4) A MIX OF EVERYTHING

It is difficult to find a condition when it is purely side light, or directly under shade, or having no light coming from behind. In this blog entry, for most photos, it is a mixture of 2 or more kind of lighting effect. In pursuit of more interesting outcome, I always find myself looking for side lighting, but I cannot prevent the light coming from all other directions as well (unless it is a studio setup), and often you find more light coming from the back, having a slight backlit condition, which is not a bad thing actually. The most important thing is to judge the lighting condition on the spot, see how the light falls onto the face. 






When you shoot out on the street do you have any special way of looking at the light, or any techniques to make street portraits shine? Do share your methods and thoughts!

14 comments:

  1. Heh. Gotta admit, the light was really good today.

    ReplyDelete
  2. Hi Robin, what camera and lenses did you use for these fantastic pictures?

    ReplyDelete
    Replies
    1. Sebastiano,
      It was OM-D E-M5, and mixture of 45mm F1.8, 75mm F1.8 and 17mm F1.8 lenses.

      Delete
  3. Robin, Great tutorial. Thank you. What are your thoughts on the "best" metering mode for these kind of shots?

    Best, Peter

    ReplyDelete
    Replies
    1. Hey Peter,
      I used Multi-Pattern for this set, usually I set to center-weighted though. It does not matter really, because I judge my exposure as I see the live preview through the electronic viewfinder, and if it appears underexposed or overexposed (with tricky lighting) I will just dial the exposure compensation dial accordingly.

      Delete
  4. Hey Robin,

    Nice shots, as usual.

    One thing that interests me about your photography is the way you process your black-and-white photos. I think they have a very nice look to them. Have you done any blogs on post-processing? I, for one, would be interested to know how you process your B&W pics.

    Sorry I haven't posted for a while - I have been in Africa for the past three months and have only just returned to Malaysia (living in Ipoh now).

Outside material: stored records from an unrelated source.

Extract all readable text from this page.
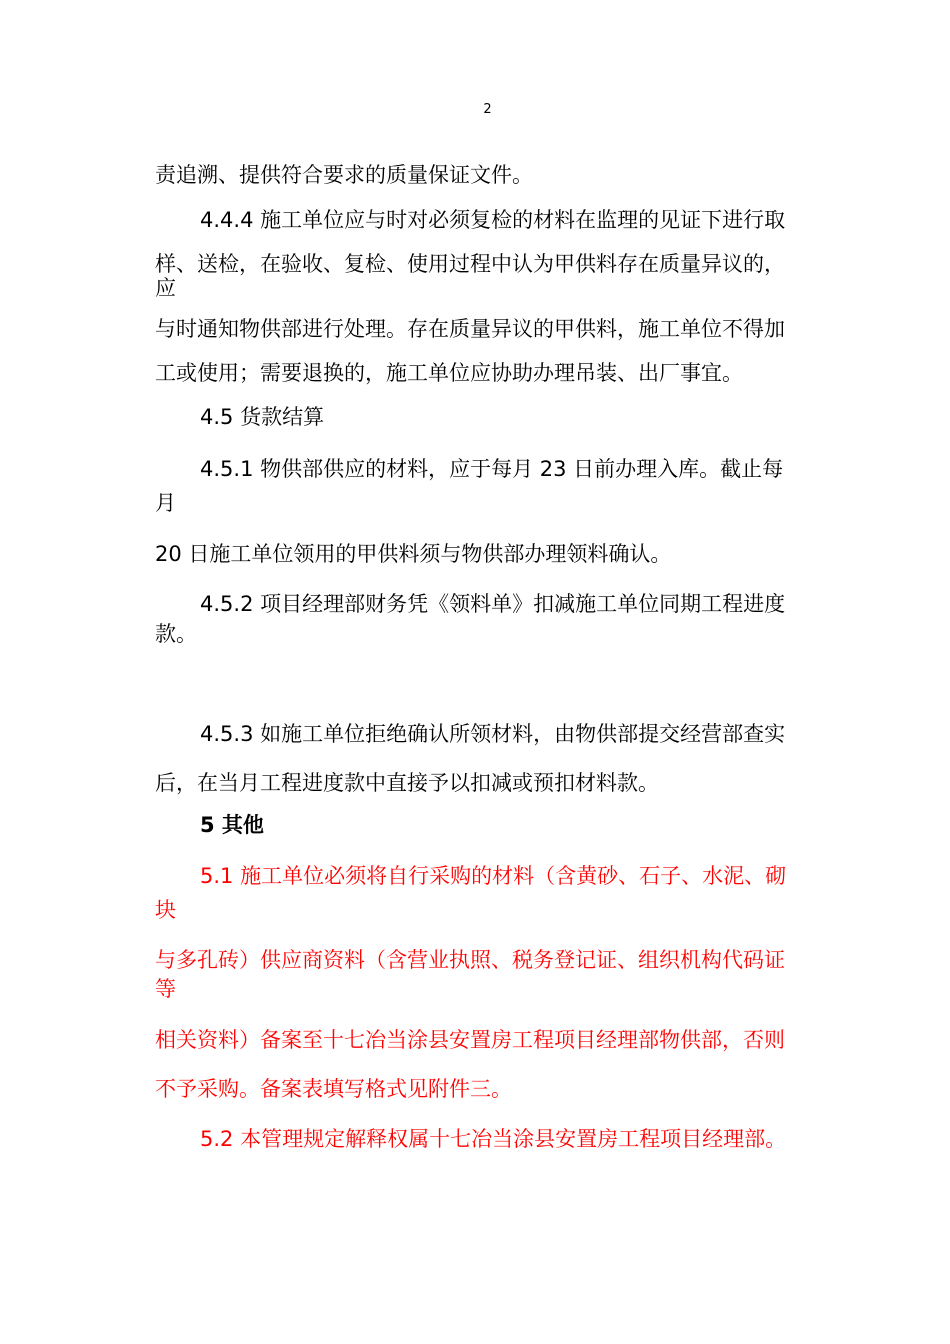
2
责追溯、提供符合要求的质量保证文件。
4.4.4 施工单位应与时对必须复检的材料在监理的见证下进行取
样、送检，在验收、复检、使用过程中认为甲供料存在质量异议的，
应
与时通知物供部进行处理。存在质量异议的甲供料，施工单位不得加
工或使用；需要退换的，施工单位应协助办理吊装、出厂事宜。
4.5 货款结算
4.5.1 物供部供应的材料，应于每月 23 日前办理入库。截止每
月
20 日施工单位领用的甲供料须与物供部办理领料确认。
4.5.2 项目经理部财务凭《领料单》扣减施工单位同期工程进度
款。
4.5.3 如施工单位拒绝确认所领材料，由物供部提交经营部查实
后，在当月工程进度款中直接予以扣减或预扣材料款。
5 其他
5.1 施工单位必须将自行采购的材料（含黄砂、石子、水泥、砌
块
与多孔砖）供应商资料（含营业执照、税务登记证、组织机构代码证
等
相关资料）备案至十七冶当涂县安置房工程项目经理部物供部，否则
不予采购。备案表填写格式见附件三。
5.2 本管理规定解释权属十七冶当涂县安置房工程项目经理部。
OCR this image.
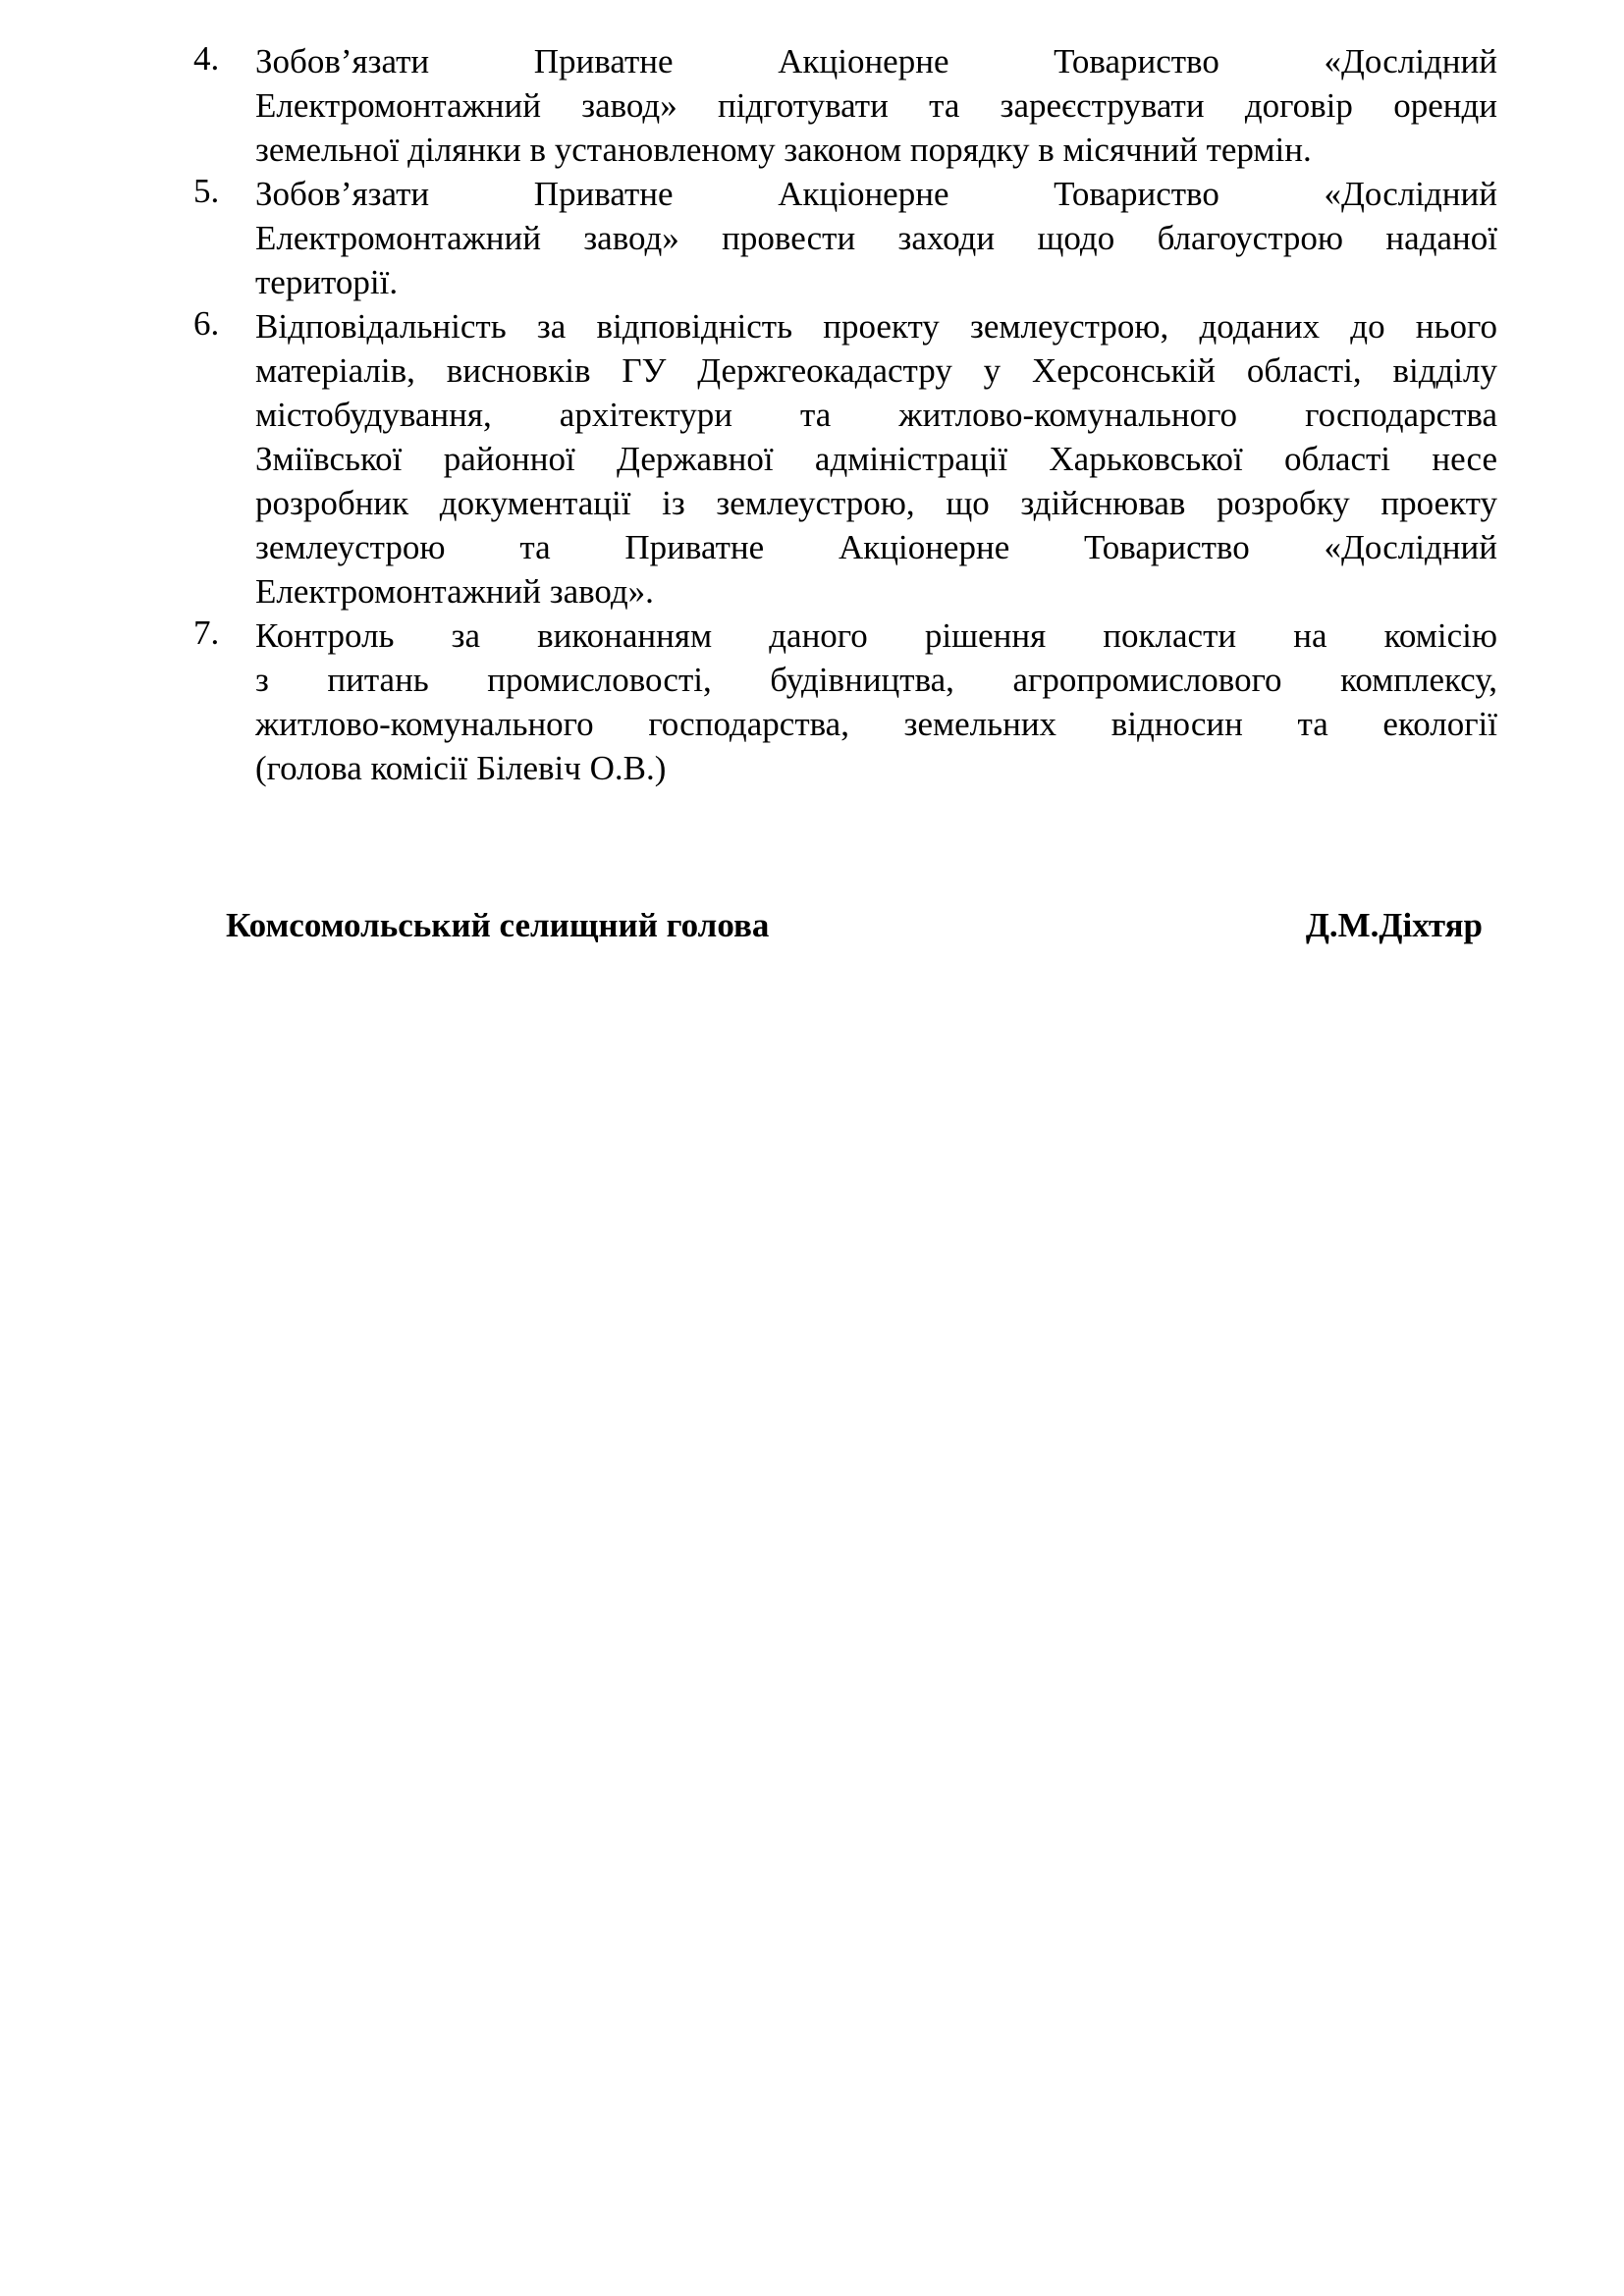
4. Зобов’язати Приватне Акціонерне Товариство «Дослідний
Електромонтажний завод» підготувати та зареєструвати договір оренди
земельної ділянки в установленому законом порядку в місячний термін.
5. Зобов’язати Приватне Акціонерне Товариство «Дослідний
Електромонтажний завод» провести заходи щодо благоустрою наданої
території.
6. Відповідальність за відповідність проекту землеустрою, доданих до нього
матеріалів, висновків ГУ Держгеокадастру у Херсонській області, відділу
містобудування, архітектури та житлово-комунального господарства
Зміївської районної Державної адміністрації Харьковської області несе
розробник документації із землеустрою, що здійснював розробку проекту
землеустрою та Приватне Акціонерне Товариство «Дослідний
Електромонтажний завод».
7. Контроль за виконанням даного рішення покласти на комісію
з питань промисловості, будівництва, агропромислового комплексу,
житлово-комунального господарства, земельних відносин та екології
(голова комісії Білевіч О.В.)
Комсомольський селищний голова	Д.М.Діхтяр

    I'm glad to see you're working for Olympus - that must be almost like a dream job for you.

    Hope all is well.
    Good cheer,
    Scott

    ReplyDelete
    Replies
    1. Hey Scott!
      I did blog about my black and white processing. you can read it here: http://robinwong.blogspot.com/2012/06/my-custom-black-and-white-processing.html

      Delete
  5. Hey Robin, nice pics as usual - btw do you ever buy any of your groceries while you're out and about in Pudu?

    ReplyDelete
    Replies
    1. Hey David,
      I did not! Usually I would just have empty hands so that I can fully control the camera.

      Delete
  6. I've always liked your photography for a number of reasons - one of which is the fact that you look for the light; meter for the subject and "to heck with the highlights". Far too often I see and hear about the "exposing for the highlights" mantra, predictably resulting in flat, boring or even underexposed shots. Which of course then requires many (lost) hours fumbling around in photoshop and post-processing. I believe in getting it right in-camera: expose for the subject and I think that's what you do as well, as much as possible.

    I tend to use fill-in flash a lot in street or reportage photography (which I think you don't do so much, except perhaps for macro work) even in full daylight, and also in shaded environments. Fill-in flash is easy with today's almost perfect automation, but even without automation it's easy - just keep it a stop-and-a-half under the ambient. I like the extra "pop" it gives to the pictures, and the better skin tones it gives me under difficult light. It also prevents harsh shadows in portraits during strong daylight.

    ReplyDelete
  7. My favorite is the subject under an overhang with indirect light outside it, hello giant directional softbox! http://www.flickr.com/photos/misterzach83/9836394775/ is an example :)

    ReplyDelete
  8. this helps me so much in my photography career, thanks!